Título: Sinais de gastança
Autor:
Fonte: O Estado de São Paulo, 28/10/2005, Notas e Informações, p. A3

Prometer é fácil, mas é cada vez mais difícil acreditar na manutenção da seriedade financeira no próximo ano, quando o presidente Luiz Inácio Lula da Silva disputar oficialmente a reeleição. Ele repetiu a promessa no Rio de Janeiro, ontem, mas seria mais convincente se acolhesse a proposta de um plano fiscal de longo prazo apresentada pelos ministros do Planejamento, Paulo Bernardo, e da Fazenda, Antonio Palocci.

A proposta foi levada na quarta-feira à Câmara de Política Econômica, reunida no Palácio do Planalto. A idéia inicial era expor a idéia ao presidente, mas ele não apareceu na reunião, preocupado, segundo assessores, com a acareação de seu chefe de gabinete, Gilberto Carvalho, com os irmãos de Celso Daniel, o prefeito assassinado de Santo André.

Não precisou, portanto, envolver-se pessoalmente na derrota inicial imposta aos ministros do Planejamento e da Fazenda. Cuidaram disso os principais opositores da política de controle dos gastos públicos, linha de frente da campanha para a reeleição.

O assunto será discutido novamente, mas, por enquanto, a maioria da Câmara de Política Econômica rejeita a proposta de elevação do superávit primário de 4,25% para 4,5% do Produto Interno Bruto (PIB) entre este ano e 2008. O superávit primário é calculado sem o pagamento de juros e serve para o governo liquidar os compromissos financeiros e reduzir o peso de sua dívida.

Não há nada excepcional na idéia de um excedente primário equivalente a 5% do PIB. O resultado de 2005 está próximo desse nível e não será preciso gastar menos, nos próximos anos, para manter esse padrão. Isso foi mostrado em recente trabalho do Instituto de Pesquisa Econômica Aplicada (Ipea).

Sem maior sacrifício, um superávit dessa ordem permitirá conduzir as contas públicas ao equilíbrio em 2008, se a economia crescer em média 4% ao ano durante esse período.

Um compromisso de longo prazo - este é o ponto central da proposta - daria maior segurança ao empresariado e ao mercado financeiro. Estabeleceria um horizonte para o planejamento do setor privado e contribuiria, se nenhum acidente ocorresse, para uma redução mais veloz dos juros pagos pelo governo e pelas empresas.

Mas os colegas de Antonio Palocci e de Paulo Bernardo rejeitam a idéia. Já aceitam com evidente má vontade a meta de 4,25% adotada oficialmente para este ano e não iriam admitir um objetivo mais ambicioso.

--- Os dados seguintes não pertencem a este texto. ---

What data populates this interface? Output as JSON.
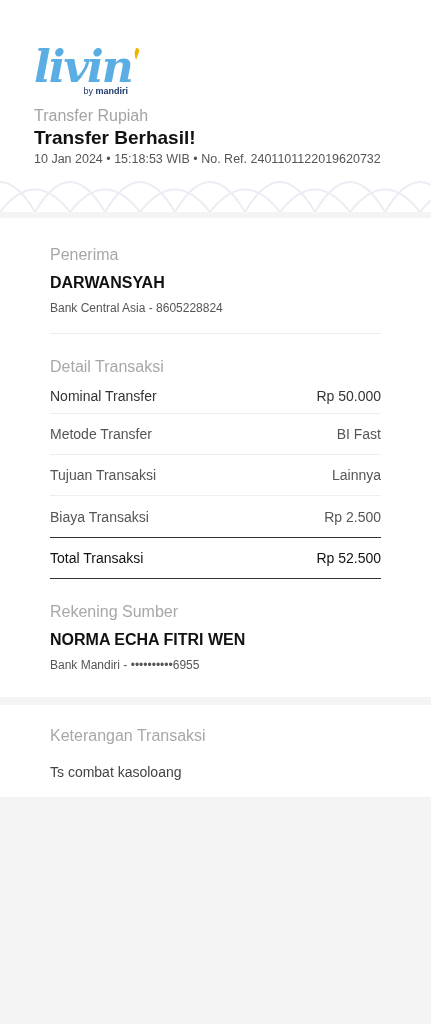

A oposição a uma política fiscal mais ambiciosa tem sido liderada pela ministra-chefe da Casa Civil, Dilma Rousseff, pelo ministro de Relações Institucionais, Jaques Wagner, e pelo ministro do Trabalho, Luiz Marinho. Em vez de maior austeridade fiscal, defendem maiores gastos, a começar pelos programas sociais. O ministro do Desenvolvimento, Indústria e Comércio Exterior, Luiz Furlan, também resistiu ao plano, criticando especialmente a idéia de redução da alíquota da CPMF de 0,38% para 0,08% até 2013. Ele defendeu, segundo uma fonte, a manutenção da alíquota para aplicação do dinheiro em infra-estrutura.

O plano apresentado pelos ministros do Planejamento e da Fazenda não exclui maiores investimentos públicos. Aplicado corretamente, dará ao governo maior liberdade para manejar as verbas, diminuindo as vinculações e tornando o orçamento mais flexível. Sua aprovação é politicamente difícil, mas nenhuma alteração fiscal importante se faz sem muita negociação.

Se o governo resolvesse lutar por um plano fiscal de longo prazo, neste momento, transmitiria ao País e ao mundo a melhor mensagem possível às vésperas de uma campanha eleitoral. A resistência a uma proposta desse tipo envia um recado oposto: diante das eleições, Brasília até poderá buscar superávit primário de 4,25%, mas sem dar a mínima atenção à qualidade do gasto público. A execução do orçamento terá objetivos eleitorais e qualquer folga financeira criada pelo crescimento econômico será usada para atrair alianças políticas. Se não for essa a idéia do presidente, ele terá de agir com rapidez para desfazer a impressão de que é.